2010年11月に開催された広州アジア競技大会の野球チャイニーズタイペイ代表に選出された。同大会では準優勝を果たした。

2011年統一セブンイレブン・ライオンズに移籍。

2013年8月9日の対兄弟エレファンツ戦の9回にこの日2本目の安打を放ち、台湾球界初となる通算2000本安打を達成した[2]

日本独立リーグ時代[編集]

2016年1月22日に四国アイランドリーグplus徳島インディゴソックスへの入団が発表された[3]。張は統一からのコーチ就任要請を断り、以前統一の監督だった中島輝士が監督を務めていることが決め手になって(台湾メディアの報道では中島からの強いオファーがあったとされる)徳島に入団した[4]。台湾メディアは、台湾球界への復帰が目標と報じている[4]。徳島では53試合に出場、打率.236、24打点、3本塁打の成績でシーズン終了後に退団の意向と報じられた[5]。報道では「台湾と違って試合日程がまちまちだったことや、バスでの長距離移動などでコンディションを整えられず、最後まで調子が上がらなかった」と徳島での選手生活についてコメントしている[5]。2017年1月31日、昨シーズンの契約満了に伴う退団が正式に発表された[6]。退団発表に寄せたコメントで「徳島インディゴソックス球団とは今後も関わりを持っていきます」と記し、時間的余裕のあるときには選手の指導をおこないたいという意向を示した[6]

ABL時代[編集]

2017年8月28日にオーストラリアン・ベースボールリーグアデレード・バイトに所属することが発表され[7]、9月13日に入団会見を行った[1]。背番号は49。ABLではシーズン全40試合に出場し、打率.283、4本塁打、26打点の成績を残した。この年チームは最下位に沈んだが、1月27日に行われたシーズン最終戦の最終打席で劇的な満塁ホームランを放った[8]。ベンチに戻る際には目頭を押さえ、チームメイトから熱く祝福を受けた。このプロとして最後の打席、最後の本塁打でチームを大勝へと導き、オーストラリアでのシーズン、また22年間に渡るプロ野球選手生活を終えた。また、この打席はABL公式サイトによるチームのシーズンハイライトに選ばれた[9]

社会人野球時代、引退[編集]

2018年2月2日に会見を行い、社会人チームの台湾人寿(台中市成棒隊)へと入団する事が発表された。入団に際してはセレモニーが行われ、現地では台湾での競技復帰が大々的に報道された。

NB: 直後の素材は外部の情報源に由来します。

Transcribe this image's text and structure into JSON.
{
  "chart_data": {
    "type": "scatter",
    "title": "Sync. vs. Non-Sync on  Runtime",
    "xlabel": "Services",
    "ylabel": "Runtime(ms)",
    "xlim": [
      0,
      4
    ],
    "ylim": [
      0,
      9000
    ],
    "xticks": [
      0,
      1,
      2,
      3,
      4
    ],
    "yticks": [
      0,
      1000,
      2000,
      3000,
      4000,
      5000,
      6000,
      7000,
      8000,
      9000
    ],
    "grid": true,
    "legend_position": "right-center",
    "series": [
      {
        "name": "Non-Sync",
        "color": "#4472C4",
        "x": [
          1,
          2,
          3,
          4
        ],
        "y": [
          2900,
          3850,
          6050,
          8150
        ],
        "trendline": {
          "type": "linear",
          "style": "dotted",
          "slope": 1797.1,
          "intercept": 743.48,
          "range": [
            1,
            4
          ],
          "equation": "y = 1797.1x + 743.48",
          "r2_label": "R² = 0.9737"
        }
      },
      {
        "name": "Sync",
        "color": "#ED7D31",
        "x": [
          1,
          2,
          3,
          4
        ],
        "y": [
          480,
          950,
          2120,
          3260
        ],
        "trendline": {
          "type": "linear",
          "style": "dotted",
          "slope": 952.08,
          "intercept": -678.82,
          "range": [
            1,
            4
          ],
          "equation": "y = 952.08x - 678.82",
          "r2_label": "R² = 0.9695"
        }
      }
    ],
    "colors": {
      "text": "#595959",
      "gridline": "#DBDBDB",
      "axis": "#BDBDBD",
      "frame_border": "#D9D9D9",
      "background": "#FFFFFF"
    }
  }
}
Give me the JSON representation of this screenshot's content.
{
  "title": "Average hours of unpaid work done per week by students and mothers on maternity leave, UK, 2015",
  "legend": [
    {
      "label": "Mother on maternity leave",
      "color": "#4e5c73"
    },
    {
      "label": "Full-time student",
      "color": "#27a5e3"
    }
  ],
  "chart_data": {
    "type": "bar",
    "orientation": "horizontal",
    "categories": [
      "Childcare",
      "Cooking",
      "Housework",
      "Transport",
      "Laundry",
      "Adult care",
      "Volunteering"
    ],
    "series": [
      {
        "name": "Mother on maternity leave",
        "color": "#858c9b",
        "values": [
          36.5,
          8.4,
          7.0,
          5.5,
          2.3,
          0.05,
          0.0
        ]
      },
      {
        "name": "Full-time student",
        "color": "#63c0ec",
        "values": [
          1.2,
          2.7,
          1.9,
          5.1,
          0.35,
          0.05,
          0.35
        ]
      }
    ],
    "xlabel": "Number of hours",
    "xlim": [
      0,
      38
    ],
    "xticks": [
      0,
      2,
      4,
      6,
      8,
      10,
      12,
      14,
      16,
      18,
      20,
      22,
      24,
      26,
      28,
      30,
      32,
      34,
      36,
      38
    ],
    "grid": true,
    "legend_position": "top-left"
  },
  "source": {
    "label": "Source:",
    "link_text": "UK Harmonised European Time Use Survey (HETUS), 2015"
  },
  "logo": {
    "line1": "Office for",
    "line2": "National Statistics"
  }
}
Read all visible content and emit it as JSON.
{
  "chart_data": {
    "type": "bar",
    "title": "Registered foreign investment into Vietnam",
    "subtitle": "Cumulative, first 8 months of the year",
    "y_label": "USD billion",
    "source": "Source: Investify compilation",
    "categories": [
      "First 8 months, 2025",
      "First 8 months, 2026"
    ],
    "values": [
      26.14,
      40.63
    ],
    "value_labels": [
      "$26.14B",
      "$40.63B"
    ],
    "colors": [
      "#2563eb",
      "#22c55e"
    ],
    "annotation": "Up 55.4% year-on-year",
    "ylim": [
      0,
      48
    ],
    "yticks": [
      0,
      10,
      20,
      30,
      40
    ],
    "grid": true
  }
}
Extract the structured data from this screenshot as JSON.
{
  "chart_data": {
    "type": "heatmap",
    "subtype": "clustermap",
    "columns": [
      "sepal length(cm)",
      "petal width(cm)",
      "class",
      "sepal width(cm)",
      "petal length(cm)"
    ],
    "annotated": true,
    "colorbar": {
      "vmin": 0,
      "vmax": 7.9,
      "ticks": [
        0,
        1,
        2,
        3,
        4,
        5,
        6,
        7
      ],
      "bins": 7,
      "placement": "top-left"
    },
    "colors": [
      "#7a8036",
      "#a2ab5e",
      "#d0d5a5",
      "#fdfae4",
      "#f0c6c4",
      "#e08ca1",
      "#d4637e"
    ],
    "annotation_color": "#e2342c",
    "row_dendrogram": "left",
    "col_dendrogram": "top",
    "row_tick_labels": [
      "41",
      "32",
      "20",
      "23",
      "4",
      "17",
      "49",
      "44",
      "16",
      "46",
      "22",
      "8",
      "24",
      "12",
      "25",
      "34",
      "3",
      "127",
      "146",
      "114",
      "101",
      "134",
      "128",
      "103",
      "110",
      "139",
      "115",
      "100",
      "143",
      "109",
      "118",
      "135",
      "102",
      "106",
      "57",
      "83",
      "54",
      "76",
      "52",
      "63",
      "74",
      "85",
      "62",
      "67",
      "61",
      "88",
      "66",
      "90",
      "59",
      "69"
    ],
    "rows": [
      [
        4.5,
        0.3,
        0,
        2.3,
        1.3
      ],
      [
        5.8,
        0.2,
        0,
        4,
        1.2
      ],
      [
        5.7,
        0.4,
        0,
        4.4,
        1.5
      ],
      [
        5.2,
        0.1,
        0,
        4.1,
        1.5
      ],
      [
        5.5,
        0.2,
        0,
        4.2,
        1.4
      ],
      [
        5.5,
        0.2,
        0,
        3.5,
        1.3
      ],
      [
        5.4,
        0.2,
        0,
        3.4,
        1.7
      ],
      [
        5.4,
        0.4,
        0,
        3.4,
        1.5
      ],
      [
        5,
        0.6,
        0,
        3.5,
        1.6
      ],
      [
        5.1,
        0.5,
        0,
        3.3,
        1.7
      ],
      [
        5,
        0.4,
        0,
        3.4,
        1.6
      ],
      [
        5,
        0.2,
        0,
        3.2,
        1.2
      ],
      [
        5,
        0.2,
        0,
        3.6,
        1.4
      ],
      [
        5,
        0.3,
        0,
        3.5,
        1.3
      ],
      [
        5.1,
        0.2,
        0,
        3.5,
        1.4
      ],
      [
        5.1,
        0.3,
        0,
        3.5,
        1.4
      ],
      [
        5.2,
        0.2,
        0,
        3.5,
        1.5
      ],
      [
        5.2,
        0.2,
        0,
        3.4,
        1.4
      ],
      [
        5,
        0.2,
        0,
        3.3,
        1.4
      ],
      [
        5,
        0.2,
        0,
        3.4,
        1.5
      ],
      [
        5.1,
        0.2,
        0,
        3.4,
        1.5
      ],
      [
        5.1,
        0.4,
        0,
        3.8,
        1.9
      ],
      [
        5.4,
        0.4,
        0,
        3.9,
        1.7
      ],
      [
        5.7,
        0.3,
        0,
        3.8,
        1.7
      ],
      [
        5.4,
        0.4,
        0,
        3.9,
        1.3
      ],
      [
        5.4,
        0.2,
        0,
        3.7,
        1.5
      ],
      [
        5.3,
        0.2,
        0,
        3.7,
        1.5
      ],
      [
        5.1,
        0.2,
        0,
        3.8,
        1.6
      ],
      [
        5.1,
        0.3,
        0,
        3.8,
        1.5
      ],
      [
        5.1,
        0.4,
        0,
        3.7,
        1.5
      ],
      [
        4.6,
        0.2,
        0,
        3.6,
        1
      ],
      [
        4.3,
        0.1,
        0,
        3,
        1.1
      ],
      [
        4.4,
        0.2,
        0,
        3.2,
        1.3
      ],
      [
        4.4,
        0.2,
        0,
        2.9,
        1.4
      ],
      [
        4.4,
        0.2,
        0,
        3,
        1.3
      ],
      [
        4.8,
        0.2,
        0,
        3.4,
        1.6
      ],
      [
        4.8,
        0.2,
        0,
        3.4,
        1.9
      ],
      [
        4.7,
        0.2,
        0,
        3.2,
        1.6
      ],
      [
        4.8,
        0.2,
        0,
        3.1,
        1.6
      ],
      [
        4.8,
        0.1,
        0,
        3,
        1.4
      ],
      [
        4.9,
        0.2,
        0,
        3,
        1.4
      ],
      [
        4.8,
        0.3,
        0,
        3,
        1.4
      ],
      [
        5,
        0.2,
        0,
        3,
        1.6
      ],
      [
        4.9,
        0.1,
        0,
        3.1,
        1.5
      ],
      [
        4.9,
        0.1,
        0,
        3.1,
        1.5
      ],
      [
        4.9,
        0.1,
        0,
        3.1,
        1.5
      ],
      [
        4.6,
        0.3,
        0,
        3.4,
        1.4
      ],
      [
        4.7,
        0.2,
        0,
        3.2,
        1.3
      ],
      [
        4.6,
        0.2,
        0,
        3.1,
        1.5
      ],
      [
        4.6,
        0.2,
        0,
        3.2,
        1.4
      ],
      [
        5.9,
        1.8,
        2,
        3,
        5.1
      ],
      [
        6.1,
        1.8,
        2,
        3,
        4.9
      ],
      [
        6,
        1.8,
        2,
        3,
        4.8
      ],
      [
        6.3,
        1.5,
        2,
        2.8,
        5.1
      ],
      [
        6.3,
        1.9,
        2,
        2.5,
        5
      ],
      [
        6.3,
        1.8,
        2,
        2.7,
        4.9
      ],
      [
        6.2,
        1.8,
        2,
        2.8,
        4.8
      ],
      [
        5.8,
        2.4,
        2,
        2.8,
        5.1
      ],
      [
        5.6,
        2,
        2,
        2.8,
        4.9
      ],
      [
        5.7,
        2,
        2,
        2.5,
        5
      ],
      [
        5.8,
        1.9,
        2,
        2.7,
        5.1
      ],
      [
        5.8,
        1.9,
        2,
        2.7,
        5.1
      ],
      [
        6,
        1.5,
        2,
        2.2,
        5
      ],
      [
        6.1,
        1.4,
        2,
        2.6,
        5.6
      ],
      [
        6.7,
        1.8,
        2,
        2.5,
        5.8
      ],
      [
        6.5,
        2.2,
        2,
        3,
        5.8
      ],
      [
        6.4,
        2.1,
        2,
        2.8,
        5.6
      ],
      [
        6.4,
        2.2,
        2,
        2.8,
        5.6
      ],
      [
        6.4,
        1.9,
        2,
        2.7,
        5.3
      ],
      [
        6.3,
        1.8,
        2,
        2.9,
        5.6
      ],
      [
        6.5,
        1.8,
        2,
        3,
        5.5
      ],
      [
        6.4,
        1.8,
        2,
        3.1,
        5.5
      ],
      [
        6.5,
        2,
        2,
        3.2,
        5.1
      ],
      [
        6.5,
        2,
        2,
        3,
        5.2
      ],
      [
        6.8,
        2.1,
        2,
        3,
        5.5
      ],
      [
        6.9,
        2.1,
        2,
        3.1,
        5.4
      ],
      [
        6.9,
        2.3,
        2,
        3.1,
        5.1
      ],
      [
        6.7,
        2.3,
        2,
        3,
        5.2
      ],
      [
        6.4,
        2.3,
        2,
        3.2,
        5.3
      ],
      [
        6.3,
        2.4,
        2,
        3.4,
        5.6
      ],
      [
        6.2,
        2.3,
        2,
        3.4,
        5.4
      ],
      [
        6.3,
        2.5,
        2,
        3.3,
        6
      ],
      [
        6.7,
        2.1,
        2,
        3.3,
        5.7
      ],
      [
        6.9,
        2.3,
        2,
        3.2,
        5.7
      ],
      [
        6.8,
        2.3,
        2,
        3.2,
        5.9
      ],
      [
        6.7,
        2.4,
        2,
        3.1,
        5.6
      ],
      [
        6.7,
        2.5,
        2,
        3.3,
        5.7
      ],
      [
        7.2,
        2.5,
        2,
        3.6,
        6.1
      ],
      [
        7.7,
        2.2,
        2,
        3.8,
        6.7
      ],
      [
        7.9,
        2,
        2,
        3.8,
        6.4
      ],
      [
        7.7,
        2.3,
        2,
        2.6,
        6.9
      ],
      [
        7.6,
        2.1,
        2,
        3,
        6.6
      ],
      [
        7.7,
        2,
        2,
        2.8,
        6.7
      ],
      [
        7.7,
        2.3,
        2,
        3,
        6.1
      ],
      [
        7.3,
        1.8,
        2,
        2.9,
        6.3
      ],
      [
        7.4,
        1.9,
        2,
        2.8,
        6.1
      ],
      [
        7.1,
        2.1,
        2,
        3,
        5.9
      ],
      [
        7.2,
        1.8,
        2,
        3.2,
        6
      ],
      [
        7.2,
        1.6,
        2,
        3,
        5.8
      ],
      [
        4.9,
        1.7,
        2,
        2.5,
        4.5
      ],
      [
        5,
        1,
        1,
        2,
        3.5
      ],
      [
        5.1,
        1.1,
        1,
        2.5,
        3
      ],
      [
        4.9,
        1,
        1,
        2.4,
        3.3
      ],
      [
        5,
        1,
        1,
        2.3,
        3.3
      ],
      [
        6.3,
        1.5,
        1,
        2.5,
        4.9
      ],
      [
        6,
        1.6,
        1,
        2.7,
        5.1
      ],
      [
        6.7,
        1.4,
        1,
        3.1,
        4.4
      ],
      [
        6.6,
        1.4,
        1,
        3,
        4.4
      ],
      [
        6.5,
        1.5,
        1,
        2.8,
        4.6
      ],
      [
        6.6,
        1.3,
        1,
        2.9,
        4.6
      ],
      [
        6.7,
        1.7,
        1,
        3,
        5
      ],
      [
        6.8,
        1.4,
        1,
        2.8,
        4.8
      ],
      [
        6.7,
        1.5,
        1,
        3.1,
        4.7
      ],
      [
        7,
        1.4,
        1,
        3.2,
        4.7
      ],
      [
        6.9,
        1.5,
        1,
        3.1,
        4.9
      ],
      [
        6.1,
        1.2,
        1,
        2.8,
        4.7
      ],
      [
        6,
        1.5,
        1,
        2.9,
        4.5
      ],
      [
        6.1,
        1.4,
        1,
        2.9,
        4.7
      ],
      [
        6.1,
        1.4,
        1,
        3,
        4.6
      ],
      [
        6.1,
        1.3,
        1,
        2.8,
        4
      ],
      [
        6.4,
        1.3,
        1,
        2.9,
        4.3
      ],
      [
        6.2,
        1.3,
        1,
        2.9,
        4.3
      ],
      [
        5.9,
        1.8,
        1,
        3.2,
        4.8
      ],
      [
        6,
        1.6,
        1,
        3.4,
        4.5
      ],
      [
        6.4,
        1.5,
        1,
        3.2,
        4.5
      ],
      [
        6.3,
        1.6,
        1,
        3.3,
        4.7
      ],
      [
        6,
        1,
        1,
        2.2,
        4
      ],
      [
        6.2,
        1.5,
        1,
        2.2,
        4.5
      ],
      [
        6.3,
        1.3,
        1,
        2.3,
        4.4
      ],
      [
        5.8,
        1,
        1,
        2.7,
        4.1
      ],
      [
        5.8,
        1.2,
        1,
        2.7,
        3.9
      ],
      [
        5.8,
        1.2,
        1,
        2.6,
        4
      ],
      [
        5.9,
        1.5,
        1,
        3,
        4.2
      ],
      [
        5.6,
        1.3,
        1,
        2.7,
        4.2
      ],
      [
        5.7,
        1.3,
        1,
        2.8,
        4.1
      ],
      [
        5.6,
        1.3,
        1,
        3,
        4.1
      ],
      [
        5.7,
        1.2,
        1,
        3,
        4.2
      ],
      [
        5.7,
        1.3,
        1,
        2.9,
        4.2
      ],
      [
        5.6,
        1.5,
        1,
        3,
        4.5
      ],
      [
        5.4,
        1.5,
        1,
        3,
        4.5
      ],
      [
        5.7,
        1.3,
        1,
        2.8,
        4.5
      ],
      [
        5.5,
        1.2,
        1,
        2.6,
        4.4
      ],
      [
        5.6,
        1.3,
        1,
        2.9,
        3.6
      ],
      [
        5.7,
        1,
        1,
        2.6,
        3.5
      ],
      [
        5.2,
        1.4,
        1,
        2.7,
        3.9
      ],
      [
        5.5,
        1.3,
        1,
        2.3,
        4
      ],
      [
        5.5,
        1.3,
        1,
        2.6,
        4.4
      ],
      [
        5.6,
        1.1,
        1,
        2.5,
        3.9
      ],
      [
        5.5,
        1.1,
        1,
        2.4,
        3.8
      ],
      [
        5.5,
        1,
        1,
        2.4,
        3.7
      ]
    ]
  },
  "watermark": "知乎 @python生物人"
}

また、併せて2018シーズンをもって競技から引退する事を発表した[10]。 9月3日には台湾人寿と日本の独立リーグBASEBALL FIRST LEAGUEとの交流戦が開催され来日、その中で井川慶(前年兵庫ブルーサンダーズに所属)と一打席限定の「レジェンド対決」が執り行われ、右越え二塁打を放った[11]

9月23日に台湾の台北市立天母棒球場にて引退式が開催された。セレモニーでは台湾時代の恩師である徐生明監督の未亡人である謝榮瑤より花束が贈呈され、互いに涙を見せながら競技人生に終止符を打った[12]

引退後[編集]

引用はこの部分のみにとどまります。